We’ve developed a culture of exceptionally aggressive competition. It’s precisely this culture that is largely responsible for the current crisis. Many Nobel laureates, such as Sydney Brenner, say they wouldn’t have been able to make their discoveries if they’d had to operate in the current scientific culture.
Considering all this, does faith in science still make sense?
Science has one important attribute that distinguishes it from other areas of our lives: it requires meticulous and publicly available documentation of each study, each experiment, each clinical test. In scientific work, it’s not enough to write that a dead salmon that’s shown a picture of a crying person displays mental activity. You have to describe the details precisely – how the experiment was done, how the data were processed, using what programme, within which parameters, what exactly the results were. Thus if somebody doesn’t believe in mental activity in dead fish, they can repeat the experiment.
It’s because of the scientific method that replication is possible at all, and it’s also the reason why the replication crisis was even noticed. Scientists themselves raised the alarm on the issue and proposed a series of solutions.

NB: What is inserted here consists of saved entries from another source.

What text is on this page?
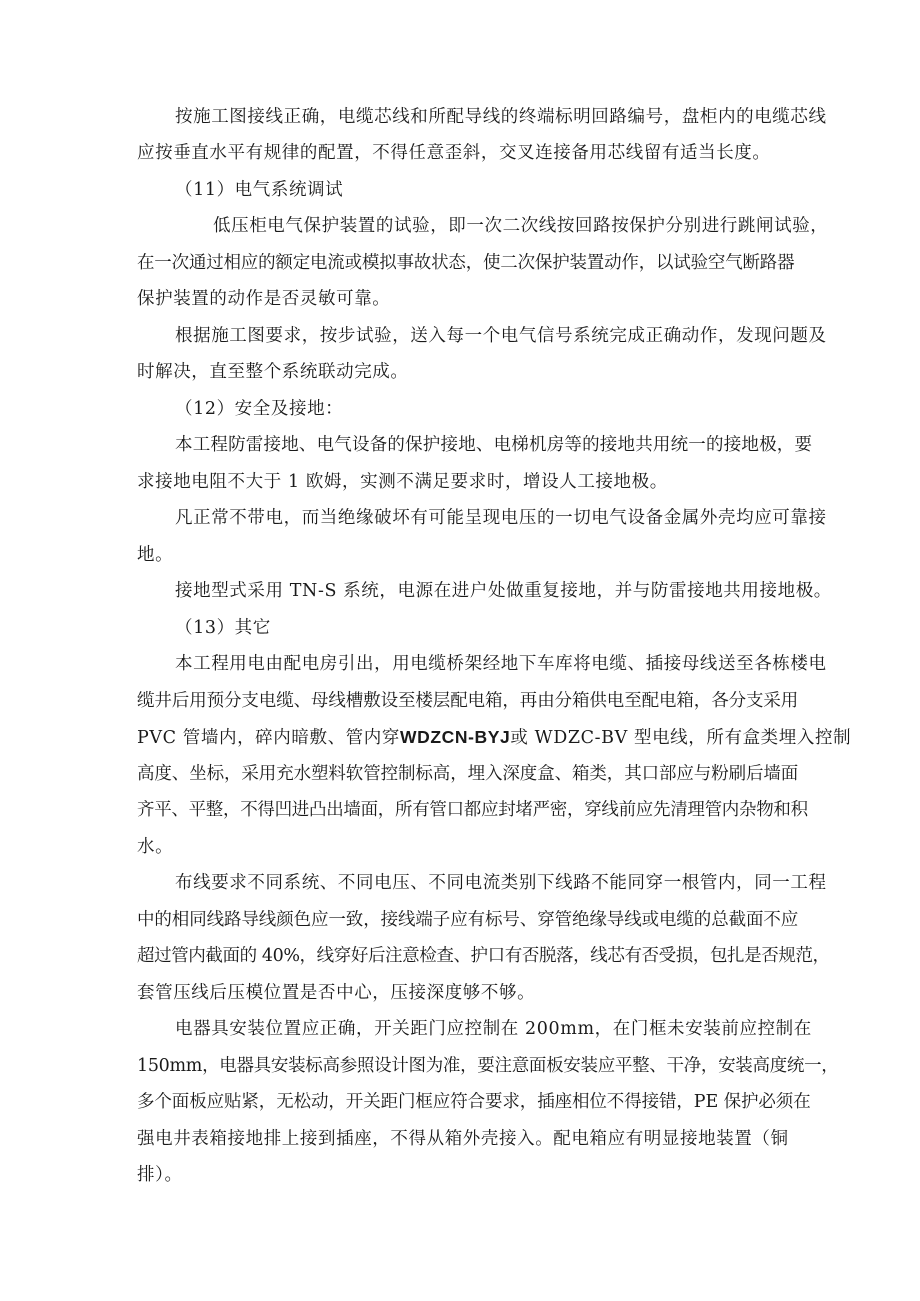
按施工图接线正确，电缆芯线和所配导线的终端标明回路编号，盘柜内的电缆芯线

应按垂直水平有规律的配置，不得任意歪斜，交叉连接备用芯线留有适当长度。

（11）电气系统调试

低压柜电气保护装置的试验，即一次二次线按回路按保护分别进行跳闸试验，

在一次通过相应的额定电流或模拟事故状态，使二次保护装置动作，以试验空气断路器

保护装置的动作是否灵敏可靠。

根据施工图要求，按步试验，送入每一个电气信号系统完成正确动作，发现问题及

时解决，直至整个系统联动完成。

（12）安全及接地：

本工程防雷接地、电气设备的保护接地、电梯机房等的接地共用统一的接地极，要

求接地电阻不大于 1 欧姆，实测不满足要求时，增设人工接地极。

凡正常不带电，而当绝缘破坏有可能呈现电压的一切电气设备金属外壳均应可靠接

地。

接地型式采用 TN-S 系统，电源在进户处做重复接地，并与防雷接地共用接地极。

（13）其它

本工程用电由配电房引出，用电缆桥架经地下车库将电缆、插接母线送至各栋楼电

缆井后用预分支电缆、母线槽敷设至楼层配电箱，再由分箱供电至配电箱，各分支采用

PVC 管墙内，碎内暗敷、管内穿WDZCN-BYJ或 WDZC-BV 型电线，所有盒类埋入控制

高度、坐标，采用充水塑料软管控制标高，埋入深度盒、箱类，其口部应与粉刷后墙面

齐平、平整，不得凹进凸出墙面，所有管口都应封堵严密，穿线前应先清理管内杂物和积

水。

布线要求不同系统、不同电压、不同电流类别下线路不能同穿一根管内，同一工程

中的相同线路导线颜色应一致，接线端子应有标号、穿管绝缘导线或电缆的总截面不应

超过管内截面的 40%，线穿好后注意检查、护口有否脱落，线芯有否受损，包扎是否规范，

套管压线后压模位置是否中心，压接深度够不够。

电器具安装位置应正确，开关距门应控制在 200mm，在门框未安装前应控制在

150mm，电器具安装标高参照设计图为准，要注意面板安装应平整、干净，安装高度统一，

多个面板应贴紧，无松动，开关距门框应符合要求，插座相位不得接错，PE 保护必须在

强电井表箱接地排上接到插座，不得从箱外壳接入。配电箱应有明显接地装置（铜

排）。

First of all, money must be found for scientists who want to repeat published experiments. Second, scientists must take a more serious approach to statistical calculations.

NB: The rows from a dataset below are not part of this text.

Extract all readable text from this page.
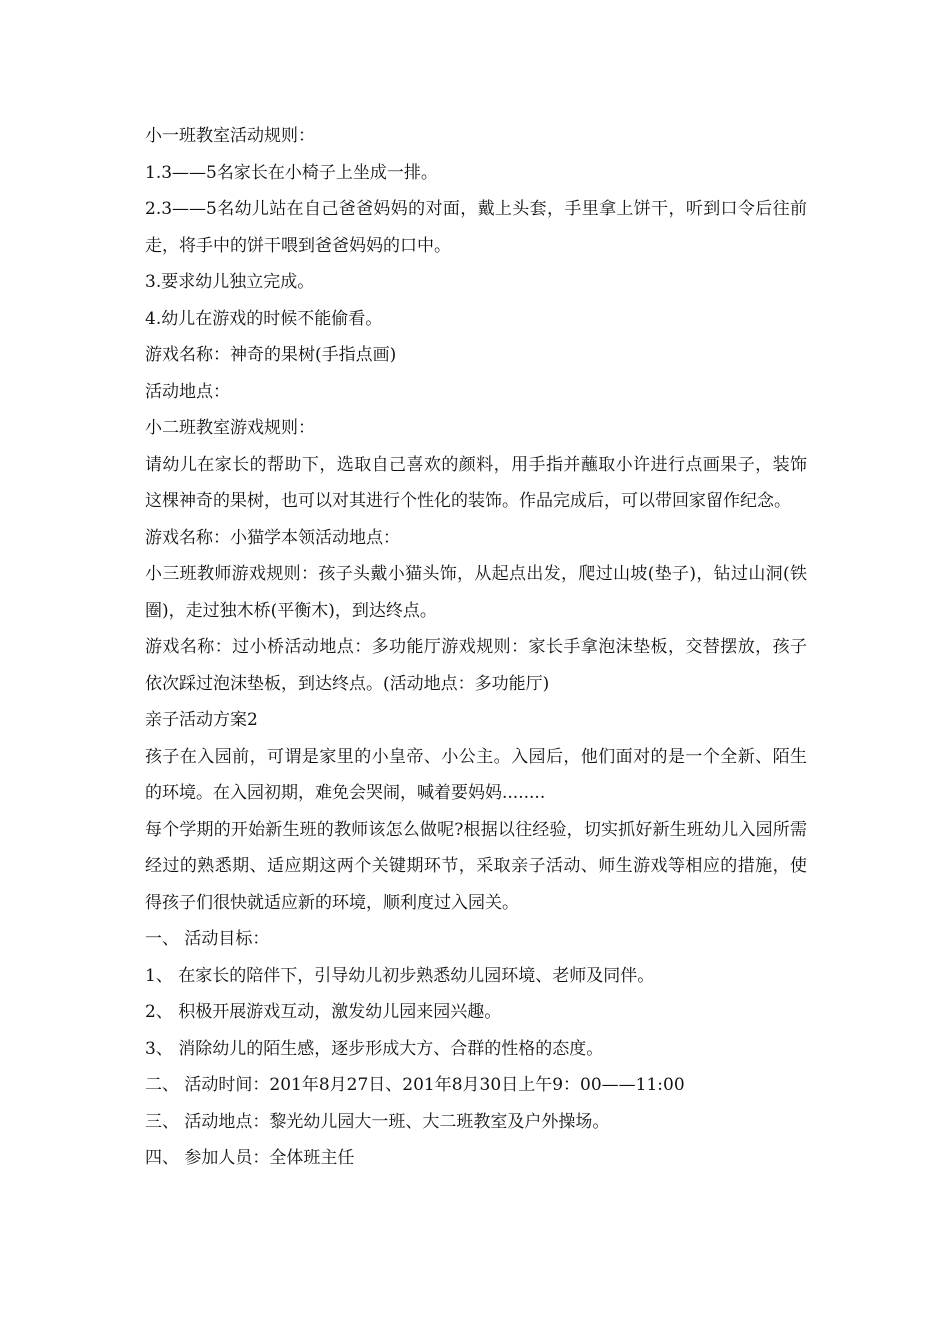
小一班教室活动规则：

1.3——5名家长在小椅子上坐成一排。

2.3——5名幼儿站在自己爸爸妈妈的对面，戴上头套，手里拿上饼干，听到口令后往前走，将手中的饼干喂到爸爸妈妈的口中。

3.要求幼儿独立完成。

4.幼儿在游戏的时候不能偷看。

游戏名称：神奇的果树(手指点画)

活动地点：

小二班教室游戏规则：

请幼儿在家长的帮助下，选取自己喜欢的颜料，用手指并蘸取小许进行点画果子，装饰这棵神奇的果树，也可以对其进行个性化的装饰。作品完成后，可以带回家留作纪念。

游戏名称：小猫学本领活动地点：

小三班教师游戏规则：孩子头戴小猫头饰，从起点出发，爬过山坡(垫子)，钻过山洞(铁圈)，走过独木桥(平衡木)，到达终点。

游戏名称：过小桥活动地点：多功能厅游戏规则：家长手拿泡沫垫板，交替摆放，孩子依次踩过泡沫垫板，到达终点。(活动地点：多功能厅)

亲子活动方案2

孩子在入园前，可谓是家里的小皇帝、小公主。入园后，他们面对的是一个全新、陌生的环境。在入园初期，难免会哭闹，喊着要妈妈........

每个学期的开始新生班的教师该怎么做呢?根据以往经验，切实抓好新生班幼儿入园所需经过的熟悉期、适应期这两个关键期环节，采取亲子活动、师生游戏等相应的措施，使得孩子们很快就适应新的环境，顺利度过入园关。

一、 活动目标：

1、 在家长的陪伴下，引导幼儿初步熟悉幼儿园环境、老师及同伴。

2、 积极开展游戏互动，激发幼儿园来园兴趣。

3、 消除幼儿的陌生感，逐步形成大方、合群的性格的态度。

二、 活动时间：201年8月27日、201年8月30日上午9：00——11:00

三、 活动地点：黎光幼儿园大一班、大二班教室及户外操场。

四、 参加人员：全体班主任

The most difficult thing will be to deal with the culture of competition that promotes sensational reports. For example, recently it made headlines that psychopaths prefer certain pieces of music (apparently what they like best is Blackstreet’s “No Diggity”). That’s how it was presented on many Polish news portals; some suggested that in general, listening to rap and heavy metal indicates psychopathic tendencies. Yet if the author of a press report is honest, they will give the source of the information and the name of the researcher. And in checking the sources, we learn that yes, there was such a study – it was conducted by Pascal Wallisch of New York University – but no diagnosed psychopaths took part. What’s more, the research still hasn’t been published anywhere, so it’s hard to say how it was conducted and to what degree we can trust it.
In fact, the author of the study himself warns against hasty interpretations of the results, stressing that he’s not 100% certain of them, and that before publication in a scientific journal, they will be repeated on a larger, more representative group.

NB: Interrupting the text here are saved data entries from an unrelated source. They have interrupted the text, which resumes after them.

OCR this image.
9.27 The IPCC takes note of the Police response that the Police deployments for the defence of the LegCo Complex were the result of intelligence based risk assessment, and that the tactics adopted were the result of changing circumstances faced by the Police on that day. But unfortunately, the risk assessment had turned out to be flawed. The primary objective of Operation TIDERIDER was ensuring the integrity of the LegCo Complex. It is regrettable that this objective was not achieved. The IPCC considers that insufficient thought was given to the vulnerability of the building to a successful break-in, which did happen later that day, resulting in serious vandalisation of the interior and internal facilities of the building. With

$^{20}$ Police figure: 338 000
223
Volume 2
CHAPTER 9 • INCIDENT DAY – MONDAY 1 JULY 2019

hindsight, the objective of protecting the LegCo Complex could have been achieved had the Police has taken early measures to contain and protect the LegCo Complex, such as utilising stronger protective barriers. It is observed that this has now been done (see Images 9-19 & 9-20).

So what can we do – we, the readers of popular scientific articles, constantly bombarded by reports of a new drug or about how drinking tea (e.g. hake tea) causes (or prevents) cancer (or high blood pressure)? How we can inoculate ourselves against scientific sensationalism is a subject for another, longer article. For now, let’s recall that in science every statement has a publicly available source, which you can check. In science nothing is taken on faith, so first of all, let’s be sceptical toward articles that don’t contain references. Because it may turn out that the source is a dead salmon in a fMRI machine.